Technical Report: Evaluation of peripheral dose for flattening filter free photon beams

PURPOSE To develop a comprehensive peripheral dose (PD) dataset for the two unflattened beams of nominal energy 6 and 10 MV for use in clinical care. METHODS Measurements were made in a 40 × 120 × 20 cm(3) (width × length × depth) stack of solid water using an ionization chamber at varying depths (dmax, 5, and 10 cm), field sizes (3 × 3 to 30 × 30 cm(2)), and distances from the field edge (5-40 cm). The effects of the multileaf collimator (MLC) and collimator rotation were also evaluated for a 10 × 10 cm(2) field. Using the same phantom geometry, the accuracy of the analytic anisotropic algorithm (AAA) and Acuros dose calculation algorithm was assessed and compared to the measured values. RESULTS The PDs for both the 6 flattening filter free (FFF) and 10 FFF photon beams were found to decrease with increasing distance from the radiation field edge and the decreasing field size. The measured PD was observed to be higher for the 6 FFF than for the 10 FFF for all field sizes and depths. The impact of collimator rotation was not found to be clinically significant when used in conjunction with MLCs.

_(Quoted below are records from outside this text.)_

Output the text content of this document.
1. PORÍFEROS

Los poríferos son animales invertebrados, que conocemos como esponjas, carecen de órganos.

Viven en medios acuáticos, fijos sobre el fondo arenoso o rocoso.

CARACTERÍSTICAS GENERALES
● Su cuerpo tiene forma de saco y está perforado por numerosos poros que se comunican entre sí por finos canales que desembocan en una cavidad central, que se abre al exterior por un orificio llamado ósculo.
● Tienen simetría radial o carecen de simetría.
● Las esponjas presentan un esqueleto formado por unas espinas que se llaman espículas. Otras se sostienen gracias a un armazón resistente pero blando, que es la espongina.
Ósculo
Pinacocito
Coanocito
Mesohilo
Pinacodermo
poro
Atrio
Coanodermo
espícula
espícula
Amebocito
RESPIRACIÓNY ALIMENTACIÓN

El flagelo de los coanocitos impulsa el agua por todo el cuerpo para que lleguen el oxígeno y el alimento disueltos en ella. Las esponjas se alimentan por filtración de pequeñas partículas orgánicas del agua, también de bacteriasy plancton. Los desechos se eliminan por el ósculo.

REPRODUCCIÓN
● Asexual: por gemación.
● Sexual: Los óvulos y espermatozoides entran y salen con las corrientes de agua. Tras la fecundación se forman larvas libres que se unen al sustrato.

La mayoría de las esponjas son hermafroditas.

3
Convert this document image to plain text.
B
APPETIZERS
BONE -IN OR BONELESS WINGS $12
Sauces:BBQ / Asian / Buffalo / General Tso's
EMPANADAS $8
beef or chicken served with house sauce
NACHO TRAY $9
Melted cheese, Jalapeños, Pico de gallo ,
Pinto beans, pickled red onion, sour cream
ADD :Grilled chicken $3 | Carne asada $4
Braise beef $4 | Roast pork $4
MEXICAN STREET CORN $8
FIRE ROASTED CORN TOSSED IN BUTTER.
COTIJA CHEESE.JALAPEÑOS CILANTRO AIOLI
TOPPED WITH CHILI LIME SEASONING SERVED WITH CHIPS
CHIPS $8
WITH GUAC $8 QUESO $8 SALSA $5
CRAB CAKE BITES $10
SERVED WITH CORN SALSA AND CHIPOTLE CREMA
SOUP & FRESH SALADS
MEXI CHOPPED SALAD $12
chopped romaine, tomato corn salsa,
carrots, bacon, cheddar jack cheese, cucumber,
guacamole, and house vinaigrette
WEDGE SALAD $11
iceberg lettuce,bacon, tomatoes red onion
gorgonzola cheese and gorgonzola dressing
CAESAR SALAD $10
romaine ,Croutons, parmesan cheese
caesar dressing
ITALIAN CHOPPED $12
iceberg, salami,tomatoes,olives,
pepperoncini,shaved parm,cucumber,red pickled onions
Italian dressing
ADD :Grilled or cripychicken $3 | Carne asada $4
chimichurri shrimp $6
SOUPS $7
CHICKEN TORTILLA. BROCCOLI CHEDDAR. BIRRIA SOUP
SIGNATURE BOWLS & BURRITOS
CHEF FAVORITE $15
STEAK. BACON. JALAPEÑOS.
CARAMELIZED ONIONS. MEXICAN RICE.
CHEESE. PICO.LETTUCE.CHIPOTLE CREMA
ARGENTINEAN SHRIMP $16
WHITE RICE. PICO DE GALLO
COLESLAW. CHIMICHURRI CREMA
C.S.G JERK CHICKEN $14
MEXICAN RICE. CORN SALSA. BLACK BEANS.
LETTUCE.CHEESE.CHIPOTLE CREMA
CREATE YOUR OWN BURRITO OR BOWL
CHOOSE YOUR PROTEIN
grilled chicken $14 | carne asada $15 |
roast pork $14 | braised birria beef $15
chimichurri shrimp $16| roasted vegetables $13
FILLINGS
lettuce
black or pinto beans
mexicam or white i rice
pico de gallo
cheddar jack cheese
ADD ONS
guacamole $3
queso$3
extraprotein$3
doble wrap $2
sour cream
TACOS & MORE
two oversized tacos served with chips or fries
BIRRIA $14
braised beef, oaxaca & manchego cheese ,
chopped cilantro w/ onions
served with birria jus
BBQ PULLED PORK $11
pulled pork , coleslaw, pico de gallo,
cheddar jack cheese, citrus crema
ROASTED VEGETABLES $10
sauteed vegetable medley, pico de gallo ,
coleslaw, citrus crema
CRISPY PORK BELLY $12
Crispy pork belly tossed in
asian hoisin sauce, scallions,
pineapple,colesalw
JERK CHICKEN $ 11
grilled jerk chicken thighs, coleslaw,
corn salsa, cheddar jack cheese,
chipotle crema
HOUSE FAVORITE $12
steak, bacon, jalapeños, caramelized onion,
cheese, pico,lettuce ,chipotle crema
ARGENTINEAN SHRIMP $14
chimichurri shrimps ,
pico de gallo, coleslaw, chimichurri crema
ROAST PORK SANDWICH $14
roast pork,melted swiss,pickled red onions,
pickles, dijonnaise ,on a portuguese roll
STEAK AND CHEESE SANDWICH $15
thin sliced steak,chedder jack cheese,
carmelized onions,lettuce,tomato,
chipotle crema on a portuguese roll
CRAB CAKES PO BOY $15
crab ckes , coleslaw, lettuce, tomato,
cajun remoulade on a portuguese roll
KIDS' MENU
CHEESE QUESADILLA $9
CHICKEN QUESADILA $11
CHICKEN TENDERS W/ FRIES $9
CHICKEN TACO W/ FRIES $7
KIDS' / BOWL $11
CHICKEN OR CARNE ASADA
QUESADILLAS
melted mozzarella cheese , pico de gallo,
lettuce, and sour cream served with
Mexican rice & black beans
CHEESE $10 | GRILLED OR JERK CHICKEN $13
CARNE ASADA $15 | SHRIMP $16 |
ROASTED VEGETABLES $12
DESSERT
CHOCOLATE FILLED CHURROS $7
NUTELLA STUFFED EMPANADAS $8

AAA and Acuros algorithms both underestimated the PD with average errors of -13.6% and -7.8%, respectively, for all field sizes and depths at distances of 5 and 10 cm from the field edge, but the average error was found to increase to nearly -69% at greater distances. CONCLUSIONS Given the known inaccuracies of peripheral dose calculations, this comprehensive dataset can be used to estimate the out-of-field dose to regions of interest such as organs at risk, electronic implantable devices, and a fetus. While the impact of collimator rotation was not found to significantly decrease PD when used in conjunction with MLCs, results are expected to be machine model and beam energy dependent. It is not recommended to use a treatment planning system to estimate PD due to the underestimation of the out-of-field dose and the inability to calculate dose at extended distances due to the limits of the dose calculation matrix.